Fathers’ Day is a celebration for fathers and fatherly figures everywhere. On this day people often give gifts and outings to their father figures to thank them for everything they’ve done. It is celebrated in many countries around the world.
One of the main celebrations of Father’s Day is giving gifts and chocolates to fathers as well as spending the day with them. Children also give their fathers poems written specifically written for Father’s Day and many also give their fathers books. Roses are the symbol for Father’s Day, so many men receive flowers or people place roses on their graves. Red roses mean that the father being celebrated is alive while white roses symbolize that the celebrated father is dead.
Tips for Traveling to France during Father's Day
While traveling, remember the color of roses for Father’s Day because you don’t want to accidentally gift the wrong color. Also be sure to check hours of restaurants and businesses as some may have different hours, but most don’t typically change their hours as they can make a fair bit of money by being open.
History of Father's Day
The traditions and customs known today most likely originated in the United States of America over a hundred years ago. But it wasn’t until 1972 that Father’s Day became an actual holiday in the U.S. to be celebrated on the third Sunday of every June. Father’s Day rapidly expanded into other English-speaking countries and France eventually created their own Father’s Day as well.

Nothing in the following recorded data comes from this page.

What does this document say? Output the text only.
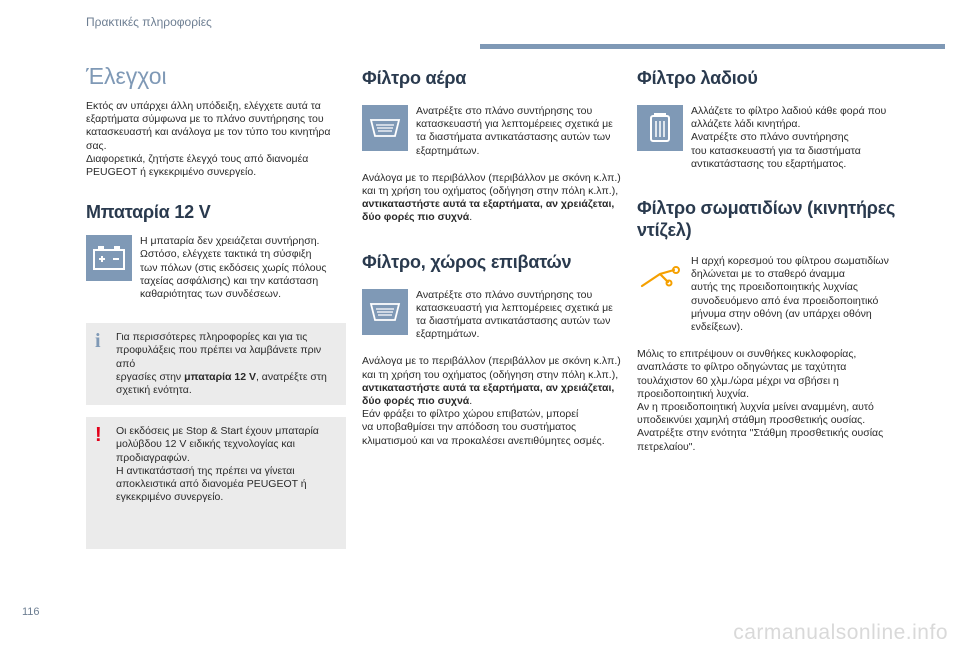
Πρακτικές πληροφορίες
Έλεγχοι
Εκτός αν υπάρχει άλλη υπόδειξη, ελέγχετε αυτά τα
εξαρτήματα σύμφωνα με το πλάνο συντήρησης του
κατασκευαστή και ανάλογα με τον τύπο του κινητήρα
σας.
Διαφορετικά, ζητήστε έλεγχό τους από διανομέα
PEUGEOT ή εγκεκριμένο συνεργείο.
Μπαταρία 12 V
Η μπαταρία δεν χρειάζεται συντήρηση.
Ωστόσο, ελέγχετε τακτικά τη σύσφιξη
των πόλων (στις εκδόσεις χωρίς πόλους
ταχείας ασφάλισης) και την κατάσταση
καθαριότητας των συνδέσεων.
i Για περισσότερες πληροφορίες και για τις
προφυλάξεις που πρέπει να λαμβάνετε πριν από
εργασίες στην μπαταρία 12 V, ανατρέξτε στη
σχετική ενότητα.
! Οι εκδόσεις με Stop & Start έχουν μπαταρία
μολύβδου 12 V ειδικής τεχνολογίας και
προδιαγραφών.
Η αντικατάστασή της πρέπει να γίνεται
αποκλειστικά από διανομέα PEUGEOT ή
εγκεκριμένο συνεργείο.
Φίλτρο αέρα
Ανατρέξτε στο πλάνο συντήρησης του
κατασκευαστή για λεπτομέρειες σχετικά με
τα διαστήματα αντικατάστασης αυτών των
εξαρτημάτων.
Ανάλογα με το περιβάλλον (περιβάλλον με σκόνη κ.λπ.)
και τη χρήση του οχήματος (οδήγηση στην πόλη κ.λπ.),
αντικαταστήστε αυτά τα εξαρτήματα, αν χρειάζεται,
δύο φορές πιο συχνά.
Φίλτρο, χώρος επιβατών
Ανατρέξτε στο πλάνο συντήρησης του
κατασκευαστή για λεπτομέρειες σχετικά με
τα διαστήματα αντικατάστασης αυτών των
εξαρτημάτων.
Ανάλογα με το περιβάλλον (περιβάλλον με σκόνη κ.λπ.)
και τη χρήση του οχήματος (οδήγηση στην πόλη κ.λπ.),
αντικαταστήστε αυτά τα εξαρτήματα, αν χρειάζεται,
δύο φορές πιο συχνά.
Εάν φράξει το φίλτρο χώρου επιβατών, μπορεί
να υποβαθμίσει την απόδοση του συστήματος
κλιματισμού και να προκαλέσει ανεπιθύμητες οσμές.
Φίλτρο λαδιού
Αλλάζετε το φίλτρο λαδιού κάθε φορά που
αλλάζετε λάδι κινητήρα.
Ανατρέξτε στο πλάνο συντήρησης
του κατασκευαστή για τα διαστήματα
αντικατάστασης του εξαρτήματος.
Φίλτρο σωματιδίων (κινητήρες ντίζελ)
Η αρχή κορεσμού του φίλτρου σωματιδίων
δηλώνεται με το σταθερό άναμμα
αυτής της προειδοποιητικής λυχνίας
συνοδευόμενο από ένα προειδοποιητικό
μήνυμα στην οθόνη (αν υπάρχει οθόνη
ενδείξεων).
Μόλις το επιτρέψουν οι συνθήκες κυκλοφορίας,
αναπλάστε το φίλτρο οδηγώντας με ταχύτητα
τουλάχιστον 60 χλμ./ώρα μέχρι να σβήσει η
προειδοποιητική λυχνία.
Αν η προειδοποιητική λυχνία μείνει αναμμένη, αυτό
υποδεικνύει χαμηλή στάθμη προσθετικής ουσίας.
Ανατρέξτε στην ενότητα "Στάθμη προσθετικής ουσίας
πετρελαίου".
116
carmanualsonline.info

Historians say that Father’s Day in France can actually be traced through Catholic traditions as March 19th was called Saint Joseph’s Day (after Joseph, who was the adoptive father of Jesus and the husband of Mary) and was the day that fathers would be honored. This was the only real Father’s Day in France until a salesman named Marcel Quercia came along in 1946. Quercia had a company named “Flaminaire” that mainly dealt with gas lighters. He wanted to promote the gas lighters in France and eventually stumbled on the idea of linking the lighters to fathers as this would make his products seem more essential instead of being novelties. “Flaminaire” ended up founding Father’s Day on the third Sunday in June of 1949 and it gained so much popularity that Father’s Day became official in 1952.